Investors shouldn’t shy away from two memory and storage stocks that have been huge recent winners, according to a Bernstein analyst.
In fact, Bernstein’s Mark Newman named Sandisk and Seagate Technology as his top sector picks for 2026. He sees the most upside for Sandisk in the short term, driven by “unprecedented” shortages of NAND memory that are leading to price increases.
Meanwhile, Seagate looks to be “a less volatile beneficiary of the data explosion,” according to Newman, who pointed to its leadership with its heat-assisted magnetic recording, or HAMR, technology.
His optimism comes in the wake of major gains seen by these stocks already. Sandisk’s stock is up about 1,000% since the company spun off from Western Digital 11 months ago. That includes a 63% rise just in the first two weeks of 2026. Seagate’s stock rose 219% over the course of 2025 and is up another 15% to start this year.
But as artificial-intelligence models continue to improve and get larger, Newman said larger training and inference workloads and a growing need for nearline storage will drive more demand for memory — a positive for Sandisk, Seagate and Western Digital. Nearline storage holds data that isn’t being actively used but that needs to be easily accessible.
“The data explosion necessary to enable and run AI models fuels an acceleration in memory and storage demand, creating an unprecedented memory [and] storage supercycle,” Newman said.
He pointed to intensifying training and inference workloads for AI models, improved content creation and the need for longer data retention as drivers of the data explosion.

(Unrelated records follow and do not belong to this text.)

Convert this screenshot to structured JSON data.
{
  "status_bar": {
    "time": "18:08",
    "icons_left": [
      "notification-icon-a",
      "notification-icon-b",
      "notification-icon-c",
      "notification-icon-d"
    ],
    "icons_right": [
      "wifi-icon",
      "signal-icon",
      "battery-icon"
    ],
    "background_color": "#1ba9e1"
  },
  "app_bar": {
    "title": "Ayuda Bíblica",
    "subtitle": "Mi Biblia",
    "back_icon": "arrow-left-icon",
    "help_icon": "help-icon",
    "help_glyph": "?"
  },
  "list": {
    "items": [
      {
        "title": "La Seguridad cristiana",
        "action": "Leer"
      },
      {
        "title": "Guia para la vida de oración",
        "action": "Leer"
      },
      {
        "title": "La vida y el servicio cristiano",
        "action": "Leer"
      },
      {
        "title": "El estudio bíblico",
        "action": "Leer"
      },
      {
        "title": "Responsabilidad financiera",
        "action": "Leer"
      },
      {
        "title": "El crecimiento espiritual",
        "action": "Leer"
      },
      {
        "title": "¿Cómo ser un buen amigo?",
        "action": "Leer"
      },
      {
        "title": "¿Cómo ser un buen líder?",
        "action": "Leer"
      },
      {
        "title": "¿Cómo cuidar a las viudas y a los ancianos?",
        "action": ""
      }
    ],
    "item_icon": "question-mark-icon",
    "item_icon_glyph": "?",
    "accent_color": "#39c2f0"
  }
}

Newman said these trends are “creating insatiable (and price insensitive) demand for storage and memory,” resulting in “unprecedented price hikes.”

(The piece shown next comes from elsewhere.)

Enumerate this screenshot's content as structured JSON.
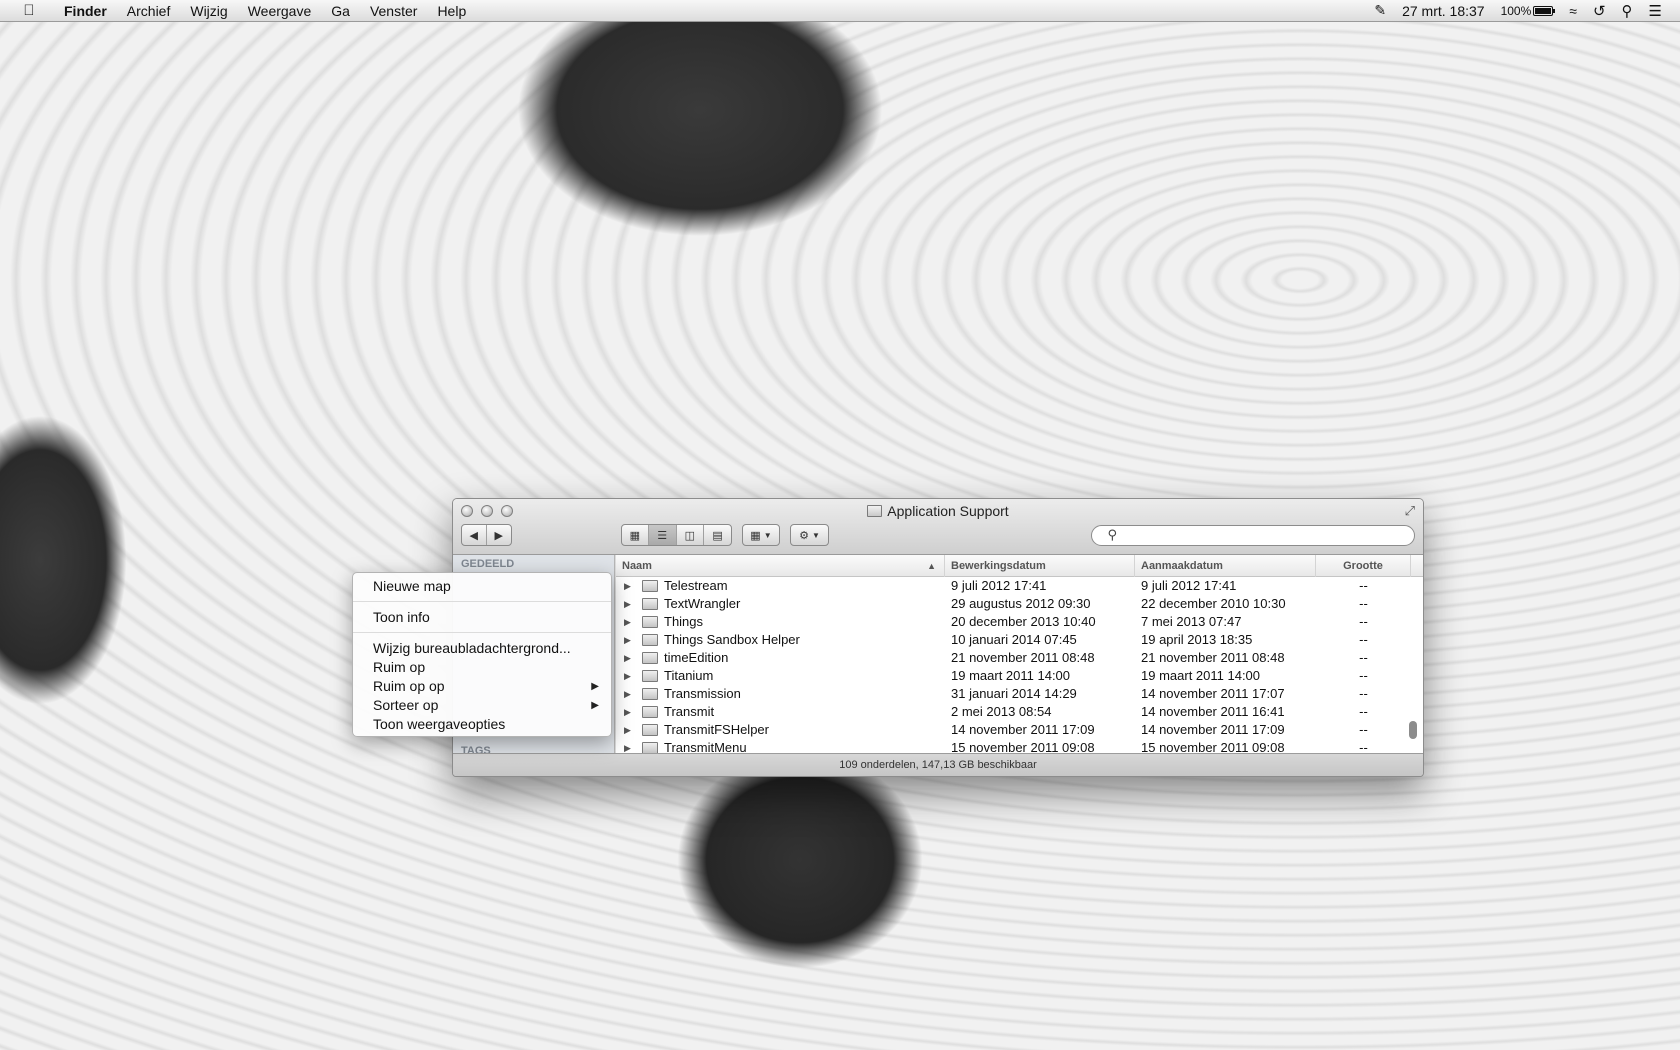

Newman noted Nvidia’s key-value cache memory system in its upcoming Vera Rubin AI platform as an example. A KV cache stores conversation history during large language model inference, or when the LLM is running, so that it doesn’t have to recompute. That basically serves as short-term memory. With the Rubin AI platform set to ramp, Newman sees “further fuel to the fire for NAND demand.”

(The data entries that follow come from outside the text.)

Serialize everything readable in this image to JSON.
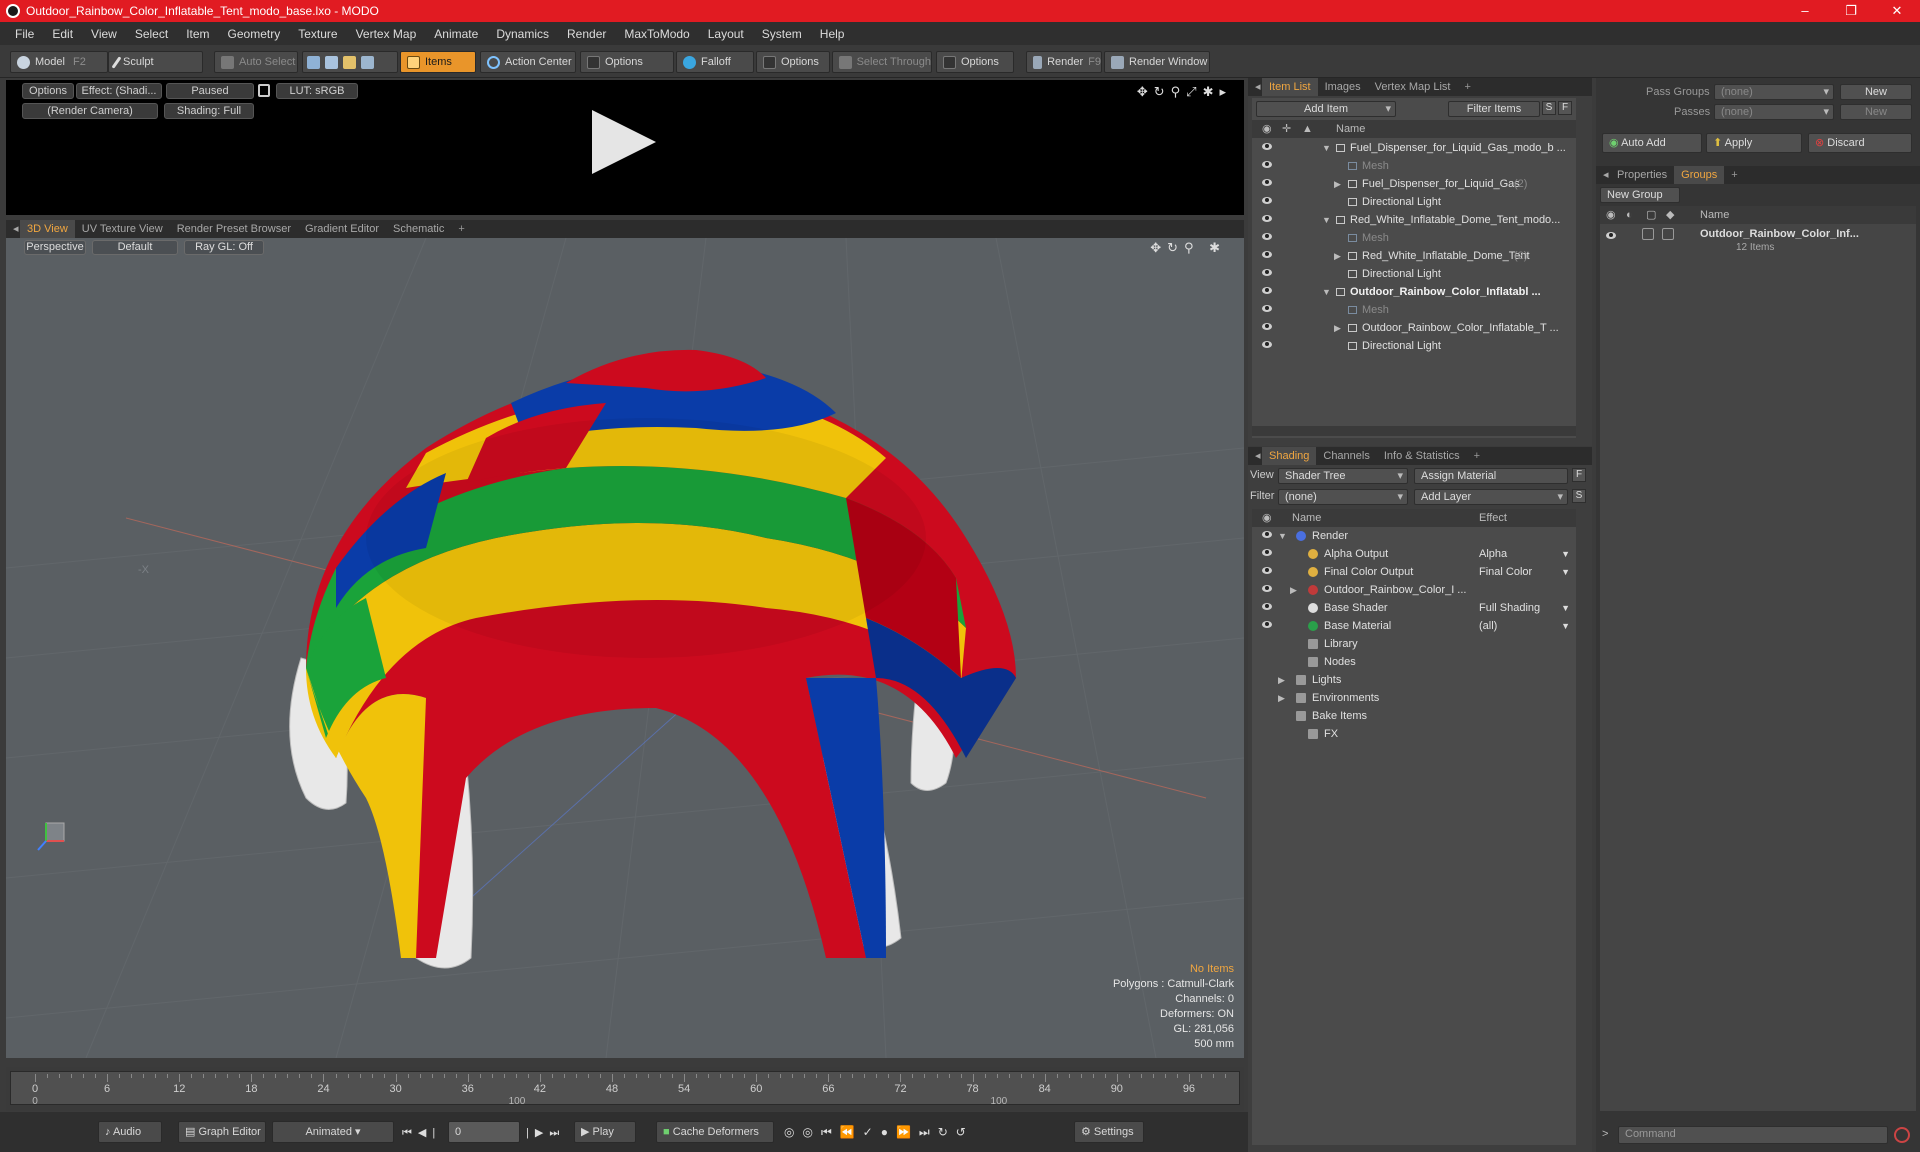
{
  "window": {
    "title": "Outdoor_Rainbow_Color_Inflatable_Tent_modo_base.lxo - MODO",
    "controls": [
      "–",
      "❐",
      "✕"
    ]
  },
  "menu": [
    "File",
    "Edit",
    "View",
    "Select",
    "Item",
    "Geometry",
    "Texture",
    "Vertex Map",
    "Animate",
    "Dynamics",
    "Render",
    "MaxToModo",
    "Layout",
    "System",
    "Help"
  ],
  "toolbar": {
    "model": "Model",
    "model_key": "F2",
    "sculpt": "Sculpt",
    "auto_select": "Auto Select",
    "items": "Items",
    "action_center": "Action Center",
    "options1": "Options",
    "falloff": "Falloff",
    "options2": "Options",
    "select_through": "Select Through",
    "options3": "Options",
    "render": "Render",
    "render_key": "F9",
    "render_window": "Render Window"
  },
  "preview": {
    "options": "Options",
    "effect": "Effect: (Shadi...",
    "paused": "Paused",
    "lut": "LUT: sRGB",
    "camera": "(Render Camera)",
    "shading": "Shading: Full"
  },
  "viewport_tabs": [
    "3D View",
    "UV Texture View",
    "Render Preset Browser",
    "Gradient Editor",
    "Schematic",
    "+"
  ],
  "viewport": {
    "projection": "Perspective",
    "style": "Default",
    "raygl": "Ray GL: Off",
    "axis_label": "-X",
    "hud": {
      "no_items": "No Items",
      "polygons": "Polygons : Catmull-Clark",
      "channels": "Channels: 0",
      "deformers": "Deformers: ON",
      "gl": "GL: 281,056",
      "scale": "500 mm"
    }
  },
  "timeline": {
    "major": [
      "0",
      "6",
      "12",
      "18",
      "24",
      "30",
      "36",
      "42",
      "48",
      "54",
      "60",
      "66",
      "72",
      "78",
      "84",
      "90",
      "96"
    ],
    "minor": [
      "0",
      "100",
      "100"
    ]
  },
  "bottom": {
    "audio": "Audio",
    "graph_editor": "Graph Editor",
    "animated": "Animated",
    "frame": "0",
    "play": "Play",
    "cache_deformers": "Cache Deformers",
    "settings": "Settings"
  },
  "item_list": {
    "tabs": [
      "Item List",
      "Images",
      "Vertex Map List",
      "+"
    ],
    "add_item": "Add Item",
    "filter_items": "Filter Items",
    "s_btn": "S",
    "f_btn": "F",
    "col_name": "Name",
    "rows": [
      {
        "label": "Fuel_Dispenser_for_Liquid_Gas_modo_b ...",
        "style": "normal"
      },
      {
        "label": "Mesh",
        "style": "dim"
      },
      {
        "label": "Fuel_Dispenser_for_Liquid_Gas",
        "count": "(2)",
        "style": "normal"
      },
      {
        "label": "Directional Light",
        "style": "normal"
      },
      {
        "label": "Red_White_Inflatable_Dome_Tent_modo...",
        "style": "normal"
      },
      {
        "label": "Mesh",
        "style": "dim"
      },
      {
        "label": "Red_White_Inflatable_Dome_Tent",
        "count": "(2)",
        "style": "normal"
      },
      {
        "label": "Directional Light",
        "style": "normal"
      },
      {
        "label": "Outdoor_Rainbow_Color_Inflatabl ...",
        "style": "bold"
      },
      {
        "label": "Mesh",
        "style": "dim"
      },
      {
        "label": "Outdoor_Rainbow_Color_Inflatable_T ...",
        "style": "normal"
      },
      {
        "label": "Directional Light",
        "style": "normal"
      }
    ]
  },
  "shading": {
    "tabs": [
      "Shading",
      "Channels",
      "Info & Statistics",
      "+"
    ],
    "view_label": "View",
    "view_value": "Shader Tree",
    "assign_material": "Assign Material",
    "filter_label": "Filter",
    "filter_value": "(none)",
    "add_layer": "Add Layer",
    "f_btn": "F",
    "s_btn": "S",
    "col_name": "Name",
    "col_effect": "Effect",
    "rows": [
      {
        "label": "Render",
        "effect": ""
      },
      {
        "label": "Alpha Output",
        "effect": "Alpha"
      },
      {
        "label": "Final Color Output",
        "effect": "Final Color"
      },
      {
        "label": "Outdoor_Rainbow_Color_I ...",
        "effect": ""
      },
      {
        "label": "Base Shader",
        "effect": "Full Shading"
      },
      {
        "label": "Base Material",
        "effect": "(all)"
      },
      {
        "label": "Library",
        "effect": ""
      },
      {
        "label": "Nodes",
        "effect": ""
      },
      {
        "label": "Lights",
        "effect": ""
      },
      {
        "label": "Environments",
        "effect": ""
      },
      {
        "label": "Bake Items",
        "effect": ""
      },
      {
        "label": "FX",
        "effect": ""
      }
    ]
  },
  "groups": {
    "pass_groups_label": "Pass Groups",
    "pass_groups_value": "(none)",
    "passes_label": "Passes",
    "passes_value": "(none)",
    "new_btn": "New",
    "new_btn2": "New",
    "auto_add": "Auto Add",
    "apply": "Apply",
    "discard": "Discard",
    "tabs": [
      "Properties",
      "Groups",
      "+"
    ],
    "new_group": "New Group",
    "col_name": "Name",
    "group_name": "Outdoor_Rainbow_Color_Inf...",
    "group_count": "12 Items"
  },
  "command": {
    "placeholder": "Command"
  },
  "colors": {
    "title_red": "#e11b22",
    "accent_orange": "#f0a640",
    "tent_red": "#cc0a1e",
    "tent_blue": "#0a3ca8",
    "tent_green": "#1aa33a",
    "tent_yellow": "#f0c20a"
  }
}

Before Nvidia’s comments about Rubin’s KV cache, Newman said Sandisk was guiding to 17% supply growth for NAND, versus mid-20% demand growth. Now Newman said that undersupply is further amplified, which could support higher average sales prices in the future.
He said that most of Wall Street still sees capital spending from hyperscale cloud companies as a barometer of the AI trade’s health. However, he finds that to be a lagging indicator and suggests investors instead focus on whether AI models are showing consistent improvements.